What Companies Can Gain in Productivity
I asked the author: What can organizations do to improve output of their workforce?
"Encourage employees to limit their emails to those who really need to know -- avoid tendency to send to big lists," he said. "Tell employees to generally hit reply button and not reply to all. Most do not need to hear your response. And avoid emails that just say thank you."
On the new mobile world, Mr. Pozen stated, "Mobility is here to stay. It's hard to stop young people from bringing own devices to work. They will tweet and text personally.
"A company has a choice between two strategies. Separate or integrate. Separate means that company business must be done only on the designated company device, which could be an iPad or laptop, with appropriate security and training. Personal messages can be sent on your own devices.
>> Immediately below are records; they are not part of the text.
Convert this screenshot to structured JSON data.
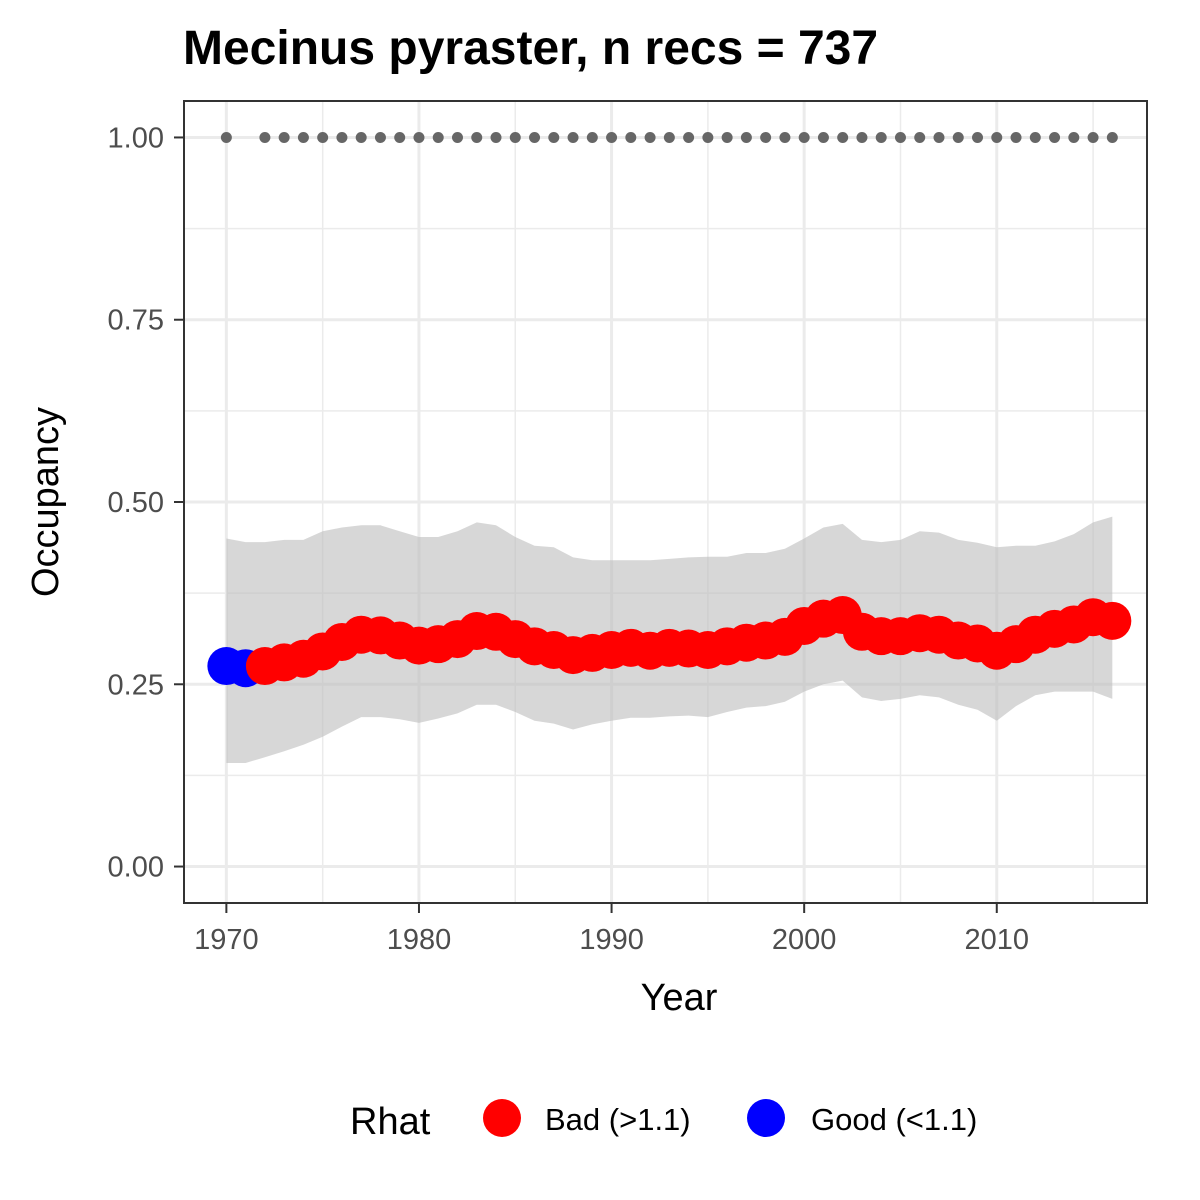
{
  "chart_data": {
    "type": "line",
    "title": "Mecinus pyraster, n recs = 737",
    "xlabel": "Year",
    "ylabel": "Occupancy",
    "xlim": [
      1967.8,
      2017.8
    ],
    "ylim": [
      -0.05,
      1.05
    ],
    "x_ticks": [
      1970,
      1980,
      1990,
      2000,
      2010
    ],
    "x_tick_labels": [
      "1970",
      "1980",
      "1990",
      "2000",
      "2010"
    ],
    "y_ticks": [
      0,
      0.25,
      0.5,
      0.75,
      1.0
    ],
    "y_tick_labels": [
      "0.00",
      "0.25",
      "0.50",
      "0.75",
      "1.00"
    ],
    "grid": true,
    "years": [
      1970,
      1971,
      1972,
      1973,
      1974,
      1975,
      1976,
      1977,
      1978,
      1979,
      1980,
      1981,
      1982,
      1983,
      1984,
      1985,
      1986,
      1987,
      1988,
      1989,
      1990,
      1991,
      1992,
      1993,
      1994,
      1995,
      1996,
      1997,
      1998,
      1999,
      2000,
      2001,
      2002,
      2003,
      2004,
      2005,
      2006,
      2007,
      2008,
      2009,
      2010,
      2011,
      2012,
      2013,
      2014,
      2015,
      2016
    ],
    "occupancy": [
      0.275,
      0.272,
      0.275,
      0.28,
      0.285,
      0.295,
      0.308,
      0.318,
      0.317,
      0.31,
      0.303,
      0.305,
      0.312,
      0.323,
      0.322,
      0.312,
      0.302,
      0.297,
      0.29,
      0.293,
      0.297,
      0.3,
      0.296,
      0.3,
      0.299,
      0.297,
      0.302,
      0.307,
      0.31,
      0.315,
      0.33,
      0.34,
      0.345,
      0.322,
      0.316,
      0.316,
      0.32,
      0.318,
      0.31,
      0.306,
      0.296,
      0.305,
      0.318,
      0.326,
      0.332,
      0.342,
      0.337
    ],
    "upper": [
      0.45,
      0.445,
      0.445,
      0.448,
      0.448,
      0.46,
      0.465,
      0.468,
      0.468,
      0.46,
      0.452,
      0.452,
      0.46,
      0.472,
      0.468,
      0.452,
      0.44,
      0.438,
      0.424,
      0.42,
      0.42,
      0.42,
      0.42,
      0.422,
      0.424,
      0.425,
      0.425,
      0.43,
      0.43,
      0.436,
      0.45,
      0.465,
      0.47,
      0.448,
      0.445,
      0.448,
      0.46,
      0.458,
      0.448,
      0.444,
      0.438,
      0.44,
      0.44,
      0.446,
      0.456,
      0.472,
      0.48
    ],
    "lower": [
      0.142,
      0.142,
      0.15,
      0.158,
      0.167,
      0.178,
      0.192,
      0.205,
      0.205,
      0.202,
      0.197,
      0.203,
      0.21,
      0.222,
      0.222,
      0.212,
      0.2,
      0.196,
      0.188,
      0.195,
      0.2,
      0.204,
      0.204,
      0.206,
      0.207,
      0.205,
      0.212,
      0.218,
      0.22,
      0.226,
      0.24,
      0.25,
      0.255,
      0.232,
      0.227,
      0.23,
      0.235,
      0.232,
      0.222,
      0.215,
      0.2,
      0.22,
      0.235,
      0.24,
      0.24,
      0.24,
      0.23
    ],
    "rhat": [
      "Good",
      "Good",
      "Bad",
      "Bad",
      "Bad",
      "Bad",
      "Bad",
      "Bad",
      "Bad",
      "Bad",
      "Bad",
      "Bad",
      "Bad",
      "Bad",
      "Bad",
      "Bad",
      "Bad",
      "Bad",
      "Bad",
      "Bad",
      "Bad",
      "Bad",
      "Bad",
      "Bad",
      "Bad",
      "Bad",
      "Bad",
      "Bad",
      "Bad",
      "Bad",
      "Bad",
      "Bad",
      "Bad",
      "Bad",
      "Bad",
      "Bad",
      "Bad",
      "Bad",
      "Bad",
      "Bad",
      "Bad",
      "Bad",
      "Bad",
      "Bad",
      "Bad",
      "Bad",
      "Bad"
    ],
    "record_years": [
      1970,
      1972,
      1973,
      1974,
      1975,
      1976,
      1977,
      1978,
      1979,
      1980,
      1981,
      1982,
      1983,
      1984,
      1985,
      1986,
      1987,
      1988,
      1989,
      1990,
      1991,
      1992,
      1993,
      1994,
      1995,
      1996,
      1997,
      1998,
      1999,
      2000,
      2001,
      2002,
      2003,
      2004,
      2005,
      2006,
      2007,
      2008,
      2009,
      2010,
      2011,
      2012,
      2013,
      2014,
      2015,
      2016
    ],
    "record_value": 1.0,
    "legend": {
      "title": "Rhat",
      "position": "bottom",
      "entries": [
        {
          "key": "Bad",
          "label": "Bad (>1.1)",
          "color": "#ff0000"
        },
        {
          "key": "Good",
          "label": "Good (<1.1)",
          "color": "#0000ff"
        }
      ]
    },
    "colors": {
      "ribbon": "#bdbdbd",
      "record_points": "#666666",
      "grid": "#ebebeb",
      "panel_border": "#333333"
    }
  }
}
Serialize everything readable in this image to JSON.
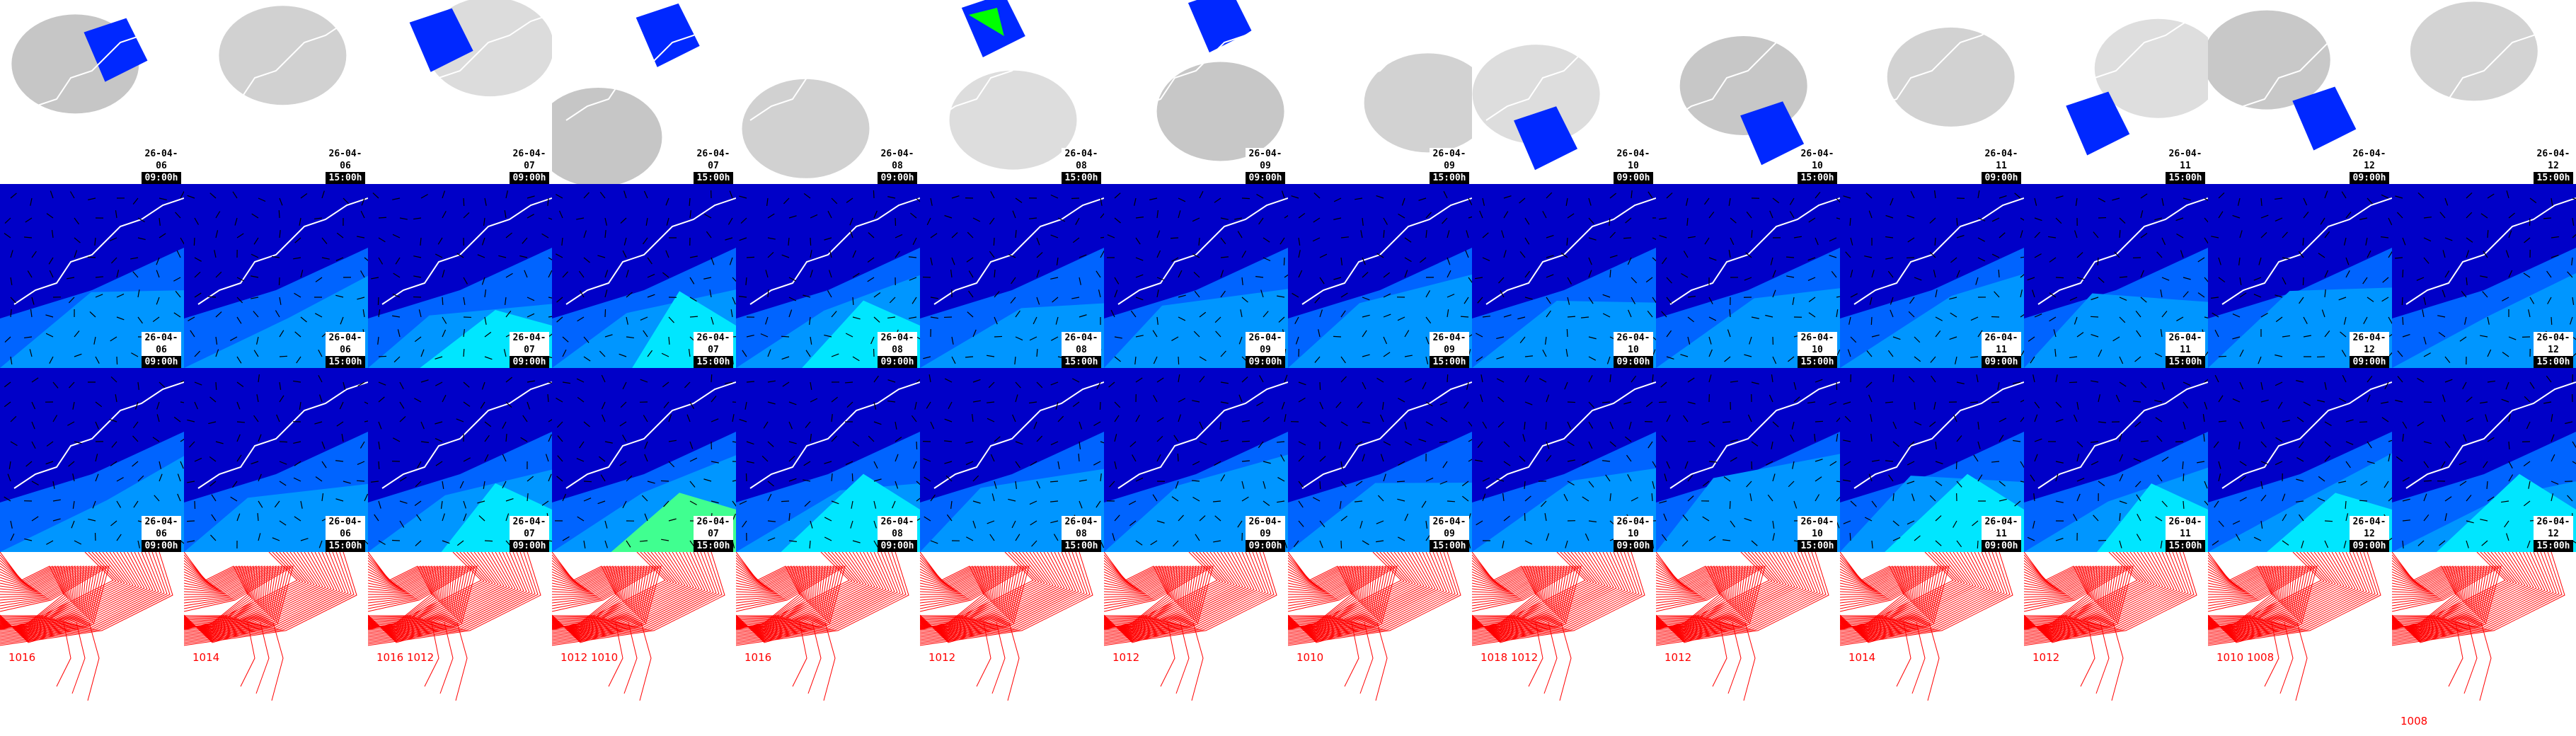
{
  "rows": [
    "cloud-precip",
    "wind-surface",
    "wind-upper",
    "pressure"
  ],
  "colors": {
    "dark_blue": "#0000c8",
    "mid_blue": "#0064ff",
    "light_blue": "#0096ff",
    "cyan": "#00ffff",
    "green": "#00ff00",
    "contour_red": "#ff0000",
    "cloud_gray": "#bdbdbd"
  },
  "panels": [
    {
      "date": "26-04-06",
      "time": "09:00h",
      "isobar": "1016"
    },
    {
      "date": "26-04-06",
      "time": "15:00h",
      "isobar": "1014"
    },
    {
      "date": "26-04-07",
      "time": "09:00h",
      "isobar": "1016 1012"
    },
    {
      "date": "26-04-07",
      "time": "15:00h",
      "isobar": "1012 1010"
    },
    {
      "date": "26-04-08",
      "time": "09:00h",
      "isobar": "1016"
    },
    {
      "date": "26-04-08",
      "time": "15:00h",
      "isobar": "1012"
    },
    {
      "date": "26-04-09",
      "time": "09:00h",
      "isobar": "1012"
    },
    {
      "date": "26-04-09",
      "time": "15:00h",
      "isobar": "1010"
    },
    {
      "date": "26-04-10",
      "time": "09:00h",
      "isobar": "1018 1012"
    },
    {
      "date": "26-04-10",
      "time": "15:00h",
      "isobar": "1012"
    },
    {
      "date": "26-04-11",
      "time": "09:00h",
      "isobar": "1014"
    },
    {
      "date": "26-04-11",
      "time": "15:00h",
      "isobar": "1012"
    },
    {
      "date": "26-04-12",
      "time": "09:00h",
      "isobar": "1010 1008"
    },
    {
      "date": "26-04-12",
      "time": "15:00h",
      "isobar": "1008"
    }
  ]
}
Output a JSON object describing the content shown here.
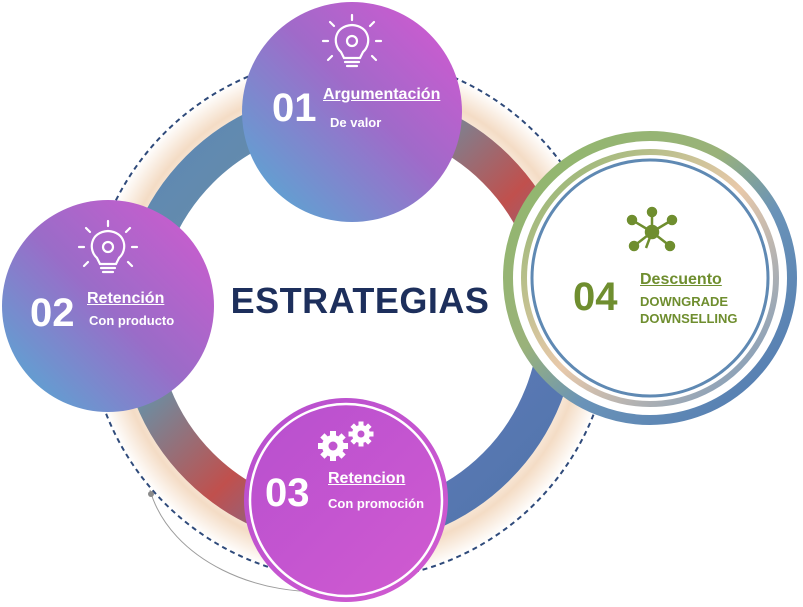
{
  "title": "ESTRATEGIAS",
  "nodes": [
    {
      "number": "01",
      "title": "Argumentación",
      "subtitle": "De valor",
      "icon": "lightbulb-gear-icon"
    },
    {
      "number": "02",
      "title": "Retención",
      "subtitle": "Con producto",
      "icon": "lightbulb-gear-icon"
    },
    {
      "number": "03",
      "title": "Retencion",
      "subtitle": "Con promoción",
      "icon": "gears-icon"
    },
    {
      "number": "04",
      "title": "Descuento",
      "subtitle": "DOWNGRADE",
      "subtitle2": "DOWNSELLING",
      "icon": "network-icon"
    }
  ],
  "colors": {
    "title": "#1d2f5c",
    "node_gradient_start": "#5aa7d3",
    "node_gradient_end": "#d057cf",
    "accent_green": "#6f8e2f",
    "ring_blue": "#5a78b5",
    "ring_red": "#c0504d"
  }
}
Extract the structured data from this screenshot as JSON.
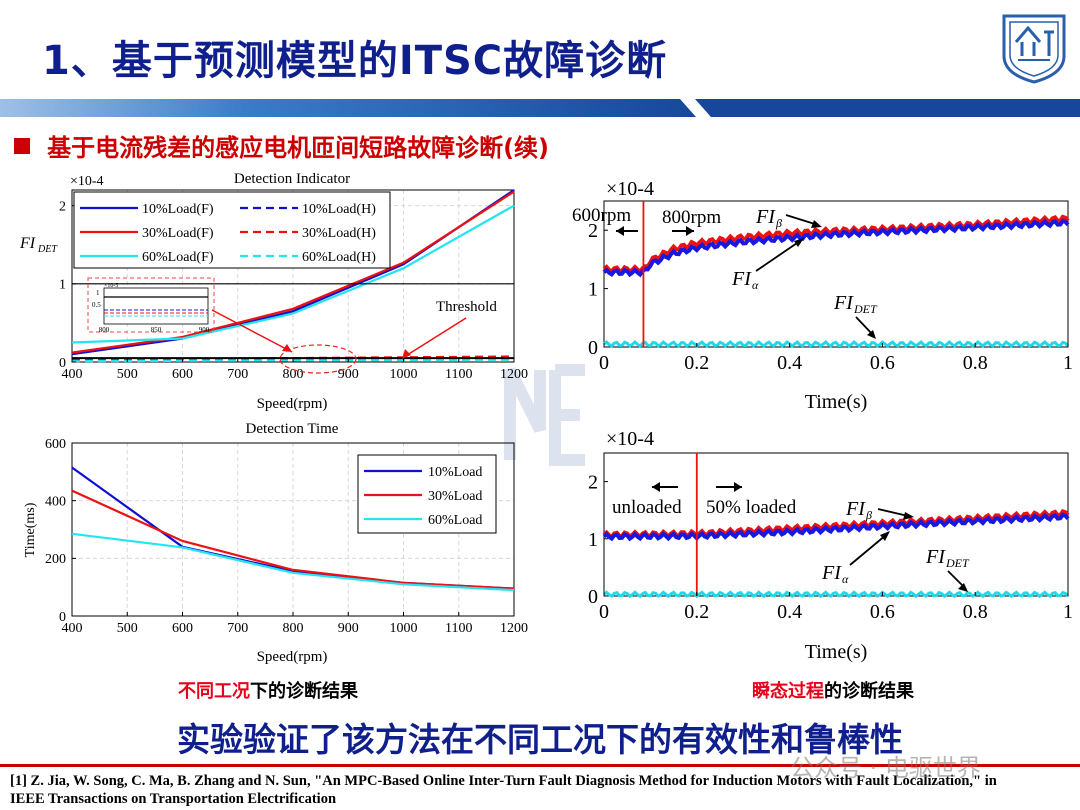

This is what most Fortune 500 companies do now.
"The other strategy is integrate your employee's own device with the company's system," he said. "This presents a lot more challenges especially on issues like security. If an employee wants to use his or her own device for company business, he or she will have to accept the company's restrictions and conditions."
On the new global economy, he responded: "I believe that instant global collaboration is needed in some companies and divisions but not in all. Many firms are still local. Even among global firms, there are many projects confined to certain geographic or functional areas. Have to worry about global collaboration leading to unnecessary informational overload.
"On the other hand, there are firms that need global collaboration. In investment management, you must know what is happening in the tech sector around the world so collaboration between country offices is critical. And obviously global collaboration is needed if your software development team that is spread out among many countries.
"I guess that principle should be to have as much global collaboration among units as necessary to achieve the firm's objectives -- but no more. At some point, the virtues of global collaboration run up against the burdens of information overload."
As one who sits on several corporate boards, he emphasized that "greater expertise is needed" with the directors and, "small size is needed" for the board. "Lack of expertise among directors is a perennial problem," he wrote.
For companies' to have more effective boards, they will need to change with the times. A good place to start is to read Extreme Productivity.